El idioma de los tres valles

Las nubes están empezando a capturar y a reflejar el rosa con el que se despide una luna menguante. La grava cruje a sus pies. Los robles esperan. Los toches, los colibríes, los carpinteros y todos sus hermanos van acompañando el camino que asciende hacia el silencio.

  La cuesta de diez kilómetros es empinada, pero ella ya conoce el premio que la espera en la cima. Sudorosa y con las piernas temblorosas llega por fin al plano —demarcado por los dos árboles que ella ha visto en la distancia, como pintados sobre el borde de una meseta— y que es a la vez premio y anticipo de los paisajes que vendrán. Vira a la izquierda y encuentra el sendero que se adentra en un bosque nativo. Tan pronto empieza a descender por ese sendero hacia los valles se ve envuelta en el silencio que busca, en un susurro libre de las discordancias que creamos los seres humanos. Las hojas se mecen, el canto de los pájaros se multiplica, y empieza a hacerse audible el correr del agua del riachuelo.

  ¿Quién podría pensar que a solo doce kilómetros de las cuatrimotos, las cabalgatas de borrachos y las gentes que de diversas y bulliciosas maneras buscan entretenerse está ese paraíso? Continúa descendiendo por el sendero, y el sonido del agua que ahora forma pequeñas cascadas se escucha cada vez más cercano. Se arrastra por debajo de una cerca de alambre y vislumbra el anhelado valle, de tres que conforman ese escondite bajo las nubes. De pronto cae en la cuenta de que hace unas dos horas y cinco kilómetros no ha visto un solo plástico, ni un palito de bombón, ni una tapa de botella, ni un paquete vacío. Y en medio de la dicha recuerda las noticias de la mañana: otra ballena encallada que muere entre estertores, tratando de regurgitar de su buche siete kilos de plástico; el suburbio de una ciudad de la India cuyo apocalíptico paisaje es una interminable sucesión de accidentes geográficos hechos de basura.

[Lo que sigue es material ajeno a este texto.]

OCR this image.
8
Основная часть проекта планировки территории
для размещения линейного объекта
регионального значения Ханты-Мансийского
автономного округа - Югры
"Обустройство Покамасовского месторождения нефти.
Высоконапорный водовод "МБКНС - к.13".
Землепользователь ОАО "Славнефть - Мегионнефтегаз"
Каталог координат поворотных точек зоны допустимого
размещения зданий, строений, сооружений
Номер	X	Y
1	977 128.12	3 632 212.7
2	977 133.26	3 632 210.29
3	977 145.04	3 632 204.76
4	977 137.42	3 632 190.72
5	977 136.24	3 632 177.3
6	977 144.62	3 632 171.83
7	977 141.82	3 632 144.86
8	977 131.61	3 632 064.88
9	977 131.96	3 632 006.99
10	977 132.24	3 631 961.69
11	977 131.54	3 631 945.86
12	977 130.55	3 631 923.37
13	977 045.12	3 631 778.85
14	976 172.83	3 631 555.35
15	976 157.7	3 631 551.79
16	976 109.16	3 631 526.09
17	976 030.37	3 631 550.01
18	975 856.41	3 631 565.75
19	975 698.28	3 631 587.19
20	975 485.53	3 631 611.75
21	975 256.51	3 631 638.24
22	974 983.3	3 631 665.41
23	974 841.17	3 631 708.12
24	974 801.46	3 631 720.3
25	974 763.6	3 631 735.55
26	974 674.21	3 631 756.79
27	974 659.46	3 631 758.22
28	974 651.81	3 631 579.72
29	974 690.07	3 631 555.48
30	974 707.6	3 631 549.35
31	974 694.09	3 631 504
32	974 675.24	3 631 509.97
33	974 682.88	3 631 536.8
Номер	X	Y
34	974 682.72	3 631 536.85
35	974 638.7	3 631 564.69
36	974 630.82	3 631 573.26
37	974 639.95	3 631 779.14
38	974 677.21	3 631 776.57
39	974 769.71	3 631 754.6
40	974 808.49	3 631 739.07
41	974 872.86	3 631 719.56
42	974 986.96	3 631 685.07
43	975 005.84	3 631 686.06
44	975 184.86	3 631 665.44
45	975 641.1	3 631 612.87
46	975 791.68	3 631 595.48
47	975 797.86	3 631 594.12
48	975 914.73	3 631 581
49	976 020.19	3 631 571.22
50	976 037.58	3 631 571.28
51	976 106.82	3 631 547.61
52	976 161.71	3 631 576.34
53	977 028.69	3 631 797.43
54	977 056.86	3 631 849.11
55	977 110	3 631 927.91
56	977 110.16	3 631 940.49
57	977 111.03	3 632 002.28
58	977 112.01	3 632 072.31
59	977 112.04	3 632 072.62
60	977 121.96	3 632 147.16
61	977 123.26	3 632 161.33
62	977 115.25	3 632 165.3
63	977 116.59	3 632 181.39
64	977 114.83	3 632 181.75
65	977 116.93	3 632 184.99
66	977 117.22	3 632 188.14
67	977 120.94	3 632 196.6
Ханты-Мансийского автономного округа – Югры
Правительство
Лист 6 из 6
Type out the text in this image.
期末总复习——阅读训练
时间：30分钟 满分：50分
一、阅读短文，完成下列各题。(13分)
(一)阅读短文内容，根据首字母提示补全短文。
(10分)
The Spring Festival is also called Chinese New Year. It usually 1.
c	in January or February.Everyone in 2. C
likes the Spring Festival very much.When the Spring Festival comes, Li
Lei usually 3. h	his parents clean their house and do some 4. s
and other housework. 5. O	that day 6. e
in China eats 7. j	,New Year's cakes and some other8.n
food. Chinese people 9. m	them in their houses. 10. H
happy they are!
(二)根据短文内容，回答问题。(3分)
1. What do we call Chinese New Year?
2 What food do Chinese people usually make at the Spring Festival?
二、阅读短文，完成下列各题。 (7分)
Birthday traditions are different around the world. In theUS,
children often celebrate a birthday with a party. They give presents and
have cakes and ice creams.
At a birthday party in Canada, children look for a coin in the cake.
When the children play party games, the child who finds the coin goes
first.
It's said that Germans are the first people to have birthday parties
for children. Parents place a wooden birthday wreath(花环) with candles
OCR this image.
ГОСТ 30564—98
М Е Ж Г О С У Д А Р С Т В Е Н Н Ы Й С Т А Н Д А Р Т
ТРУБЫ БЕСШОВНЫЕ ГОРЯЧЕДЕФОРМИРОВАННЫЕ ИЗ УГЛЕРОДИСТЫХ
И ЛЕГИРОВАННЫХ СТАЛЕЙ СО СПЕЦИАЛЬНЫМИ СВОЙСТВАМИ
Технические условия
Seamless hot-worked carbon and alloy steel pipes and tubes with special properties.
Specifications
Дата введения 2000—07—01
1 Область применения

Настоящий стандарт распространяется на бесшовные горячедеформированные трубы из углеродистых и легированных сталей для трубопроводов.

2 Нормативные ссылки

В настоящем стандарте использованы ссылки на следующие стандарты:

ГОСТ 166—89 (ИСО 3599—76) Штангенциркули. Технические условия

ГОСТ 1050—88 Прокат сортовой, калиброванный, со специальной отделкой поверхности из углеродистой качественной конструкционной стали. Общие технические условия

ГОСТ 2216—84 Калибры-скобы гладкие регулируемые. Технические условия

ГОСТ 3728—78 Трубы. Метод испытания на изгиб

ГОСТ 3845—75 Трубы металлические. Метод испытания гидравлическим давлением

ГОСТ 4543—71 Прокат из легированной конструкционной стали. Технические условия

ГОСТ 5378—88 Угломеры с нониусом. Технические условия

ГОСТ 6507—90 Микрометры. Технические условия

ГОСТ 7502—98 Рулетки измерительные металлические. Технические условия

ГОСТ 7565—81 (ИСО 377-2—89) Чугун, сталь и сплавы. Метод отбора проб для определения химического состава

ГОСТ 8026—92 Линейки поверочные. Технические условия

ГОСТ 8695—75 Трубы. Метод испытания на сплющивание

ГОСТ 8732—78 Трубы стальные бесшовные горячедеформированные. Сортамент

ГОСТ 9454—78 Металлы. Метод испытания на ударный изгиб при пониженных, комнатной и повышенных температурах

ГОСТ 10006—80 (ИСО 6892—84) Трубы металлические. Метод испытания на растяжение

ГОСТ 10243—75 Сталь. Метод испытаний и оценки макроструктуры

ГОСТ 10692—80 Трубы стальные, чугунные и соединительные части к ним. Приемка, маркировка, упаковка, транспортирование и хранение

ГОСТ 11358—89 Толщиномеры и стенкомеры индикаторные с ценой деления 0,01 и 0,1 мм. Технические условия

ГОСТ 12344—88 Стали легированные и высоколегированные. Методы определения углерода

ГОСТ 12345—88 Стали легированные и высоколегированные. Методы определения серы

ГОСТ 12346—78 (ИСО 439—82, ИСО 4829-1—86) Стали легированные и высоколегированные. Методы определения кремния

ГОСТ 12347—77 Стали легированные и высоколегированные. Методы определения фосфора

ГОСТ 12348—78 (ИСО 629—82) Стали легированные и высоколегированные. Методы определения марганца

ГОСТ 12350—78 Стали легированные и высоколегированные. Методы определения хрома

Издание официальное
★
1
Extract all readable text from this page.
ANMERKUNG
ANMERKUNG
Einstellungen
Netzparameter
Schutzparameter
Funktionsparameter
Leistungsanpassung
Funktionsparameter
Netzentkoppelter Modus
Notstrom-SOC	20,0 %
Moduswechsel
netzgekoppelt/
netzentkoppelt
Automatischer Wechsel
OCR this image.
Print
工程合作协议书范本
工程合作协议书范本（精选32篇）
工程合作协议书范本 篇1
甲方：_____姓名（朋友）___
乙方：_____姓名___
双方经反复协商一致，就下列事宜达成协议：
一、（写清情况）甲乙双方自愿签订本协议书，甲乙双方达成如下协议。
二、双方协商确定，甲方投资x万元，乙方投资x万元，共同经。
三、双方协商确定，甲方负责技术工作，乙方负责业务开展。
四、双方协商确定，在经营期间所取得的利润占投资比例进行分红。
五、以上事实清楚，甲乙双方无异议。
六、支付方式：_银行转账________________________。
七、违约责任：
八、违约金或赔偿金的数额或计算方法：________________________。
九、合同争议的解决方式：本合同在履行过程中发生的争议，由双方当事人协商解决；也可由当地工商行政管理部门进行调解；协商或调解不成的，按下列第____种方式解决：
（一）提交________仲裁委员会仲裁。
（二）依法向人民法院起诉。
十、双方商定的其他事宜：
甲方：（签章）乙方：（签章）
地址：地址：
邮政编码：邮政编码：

  Maritornes contempla el valle de un prístino verde esmeralda, y las montañas entre azul y púrpura que lo flanquean. Piensa que el amor por la naturaleza, el afán por limpiarla, por amarla y por respetarla —la incontrolable inquietud por disfrutarla— no pueden ser ni el canto incomprendido de una minoría esclarecida, ni el privilegio de unos pocos, ni la excentricidad de unos cuantos. Tiene que ser, como el fin de la esclavitud, algo que genere un consenso universal, un lugar ético a donde nos arrastre sin ambages la fuerza de una nueva conciencia.

  Se sienta a la sombra de unos sietecueros, al pie de la montaña, a tomar un café que ha llevado en su termo y a tomar el desayuno. Los colibríes están interpretando alguna sinfonía de muchos músicos. El arroyo continúa con su hipnótico ronroneo. Maritornes respira a fondo esa soledad que la llena de alegría. Renuente, emprende el camino de regreso, anhelando poder retener en sus pupilas todos los tonos de verde que le ofrece el paisaje, y en sus oídos aquel murmullo de las hojas. Esta es aun otra de las muchas causas urgentes, la de comunicarnos con esa naturaleza pródiga, diversa, poderosa y misteriosa  en un idioma diferente al de la explotación.